Sleep efficiency — the percentage of time in bed actually spent asleep — is the primary clinical measure of insomnia severity. The 85% threshold is widely used to rule out insomnia. Members in this dataset crossed that threshold on average by week 4 and sustained it through week 8.
Sleep Reset vs. published CBT-I benchmarks: 73% of members in this dataset improved sleep onset within 3 weeks, compared to a ~70% improvement rate reported in published clinical CBT-I trials. These figures are not directly comparable — clinical trials use controlled conditions and standardized measurement — but they suggest the program's outcomes are broadly consistent with the evidence base for CBT-I.
This report draws on a single dataset of 2,745 members who enrolled in the Sleep Reset program and completed the intake questionnaire. The same members' weekly sleep diary entries, logged in the app during the program, form the basis of the outcomes section. Members were not selected based on sleep severity, outcomes, or any other filter.
Intake figures are drawn from the program enrollment questionnaire and reflect member-reported responses at the time of joining. Data covers sleep history, duration, behavioral patterns, life stressors, medical conditions, and treatment goals. This data is self-reported and reflects members' perceptions rather than objective clinical measurements.
Where members selected multiple answers (e.g., multiple life stressors or goals), each response was counted independently — category totals may exceed 100%. Records with blank responses were excluded from that variable's calculation.

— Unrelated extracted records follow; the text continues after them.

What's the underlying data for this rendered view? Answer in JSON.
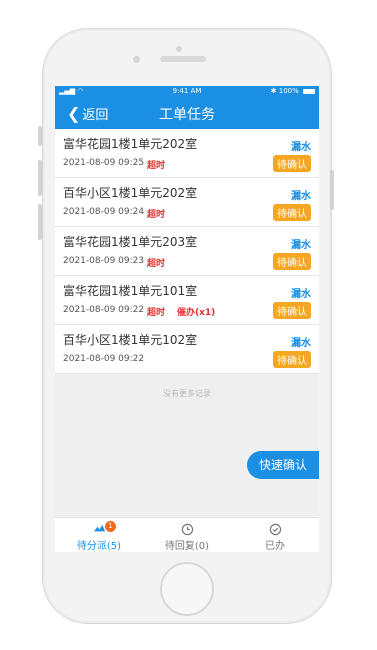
{
  "status_bar": {
    "time": "9:41 AM",
    "battery": "100%"
  },
  "header": {
    "back_label": "返回",
    "title": "工单任务"
  },
  "orders": [
    {
      "address": "富华花园1楼1单元202室",
      "type": "漏水",
      "time": "2021-08-09 09:25",
      "overdue": "超时",
      "urge": "",
      "status": "待确认"
    },
    {
      "address": "百华小区1楼1单元202室",
      "type": "漏水",
      "time": "2021-08-09 09:24",
      "overdue": "超时",
      "urge": "",
      "status": "待确认"
    },
    {
      "address": "富华花园1楼1单元203室",
      "type": "漏水",
      "time": "2021-08-09 09:23",
      "overdue": "超时",
      "urge": "",
      "status": "待确认"
    },
    {
      "address": "富华花园1楼1单元101室",
      "type": "漏水",
      "time": "2021-08-09 09:22",
      "overdue": "超时",
      "urge": "催办(x1)",
      "status": "待确认"
    },
    {
      "address": "百华小区1楼1单元102室",
      "type": "漏水",
      "time": "2021-08-09 09:22",
      "overdue": "",
      "urge": "",
      "status": "待确认"
    }
  ],
  "no_more": "没有更多记录",
  "fab_label": "快速确认",
  "tabs": [
    {
      "label": "待分派(5)",
      "badge": "1",
      "icon": "dispatch-icon",
      "active": true
    },
    {
      "label": "待回复(0)",
      "badge": "",
      "icon": "clock-icon",
      "active": false
    },
    {
      "label": "已办",
      "badge": "",
      "icon": "check-circle-icon",
      "active": false
    }
  ],
  "colors": {
    "primary": "#1b8fe4",
    "warning": "#f5a623",
    "danger": "#e23030",
    "badge": "#f26b1d"
  }
}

Outcomes figures are drawn from daily sleep diary entries logged in the Sleep Reset app, covering sleep latency, total sleep time, awakenings, time awake during the night, sleep efficiency, and self-rated sleep quality.

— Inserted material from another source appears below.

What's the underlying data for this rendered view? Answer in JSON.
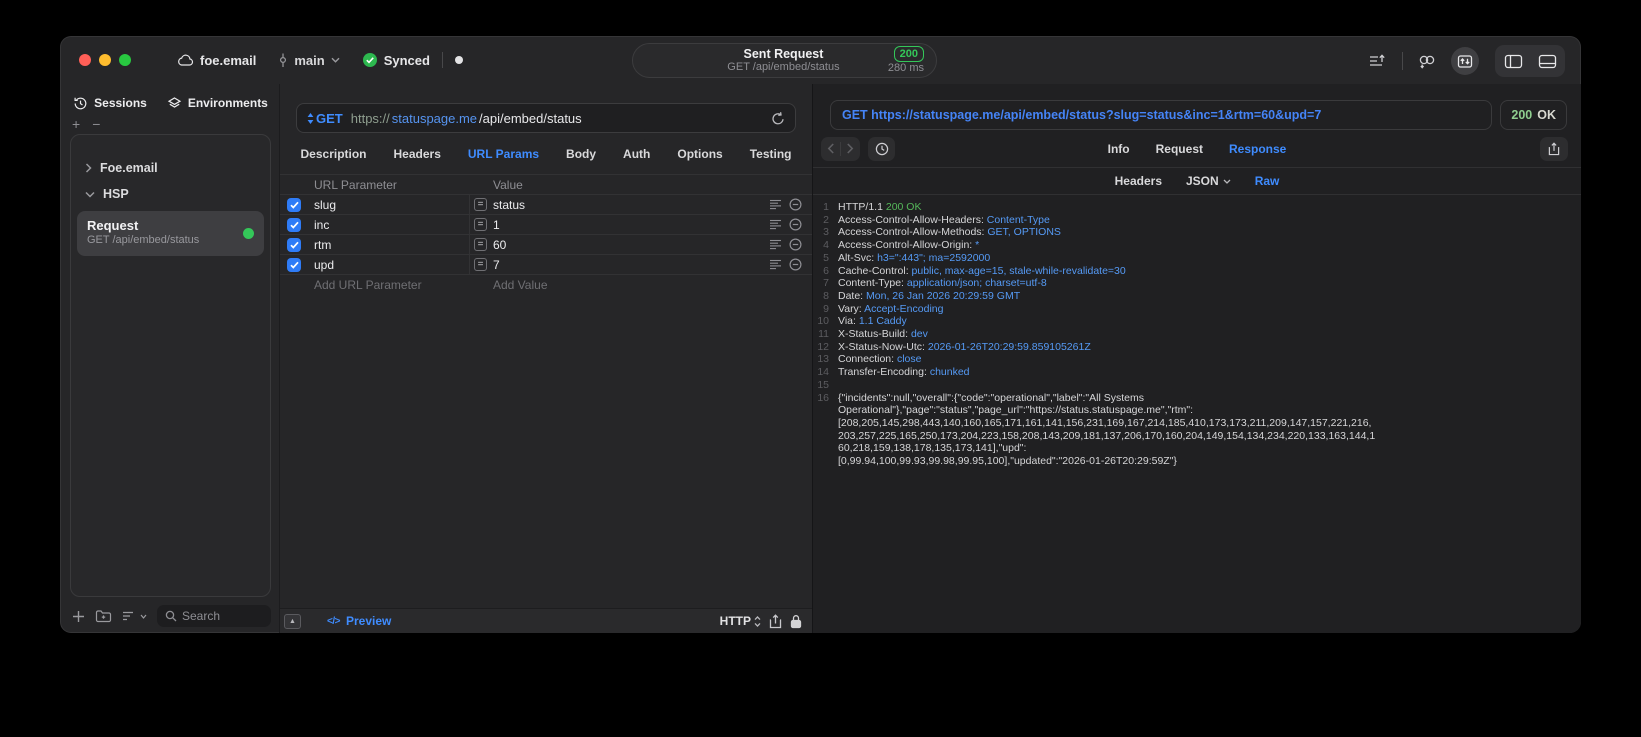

Week-over-week averages are computed from members with data for that given week. Sample sizes vary: week 1 n≈2,208; week 4 n≈1,082; week 6 n≈720. Percentages for before/after comparisons (e.g., "74% falling asleep faster by week 4") reflect only members with diary data at both time points.
Members who enroll in a behavioral sleep program are, by definition, experiencing sleep difficulty — prevalence figures in this report will exceed those of the general adult population. All intake data is self-reported and subject to recall bias. Outcomes data relies on self-logged sleep diaries, which are subject to the same bias. Outcomes figures reflect members who logged data through the relevant week and may not represent those who disengaged earlier. This report does not constitute a clinical trial; there is no control group.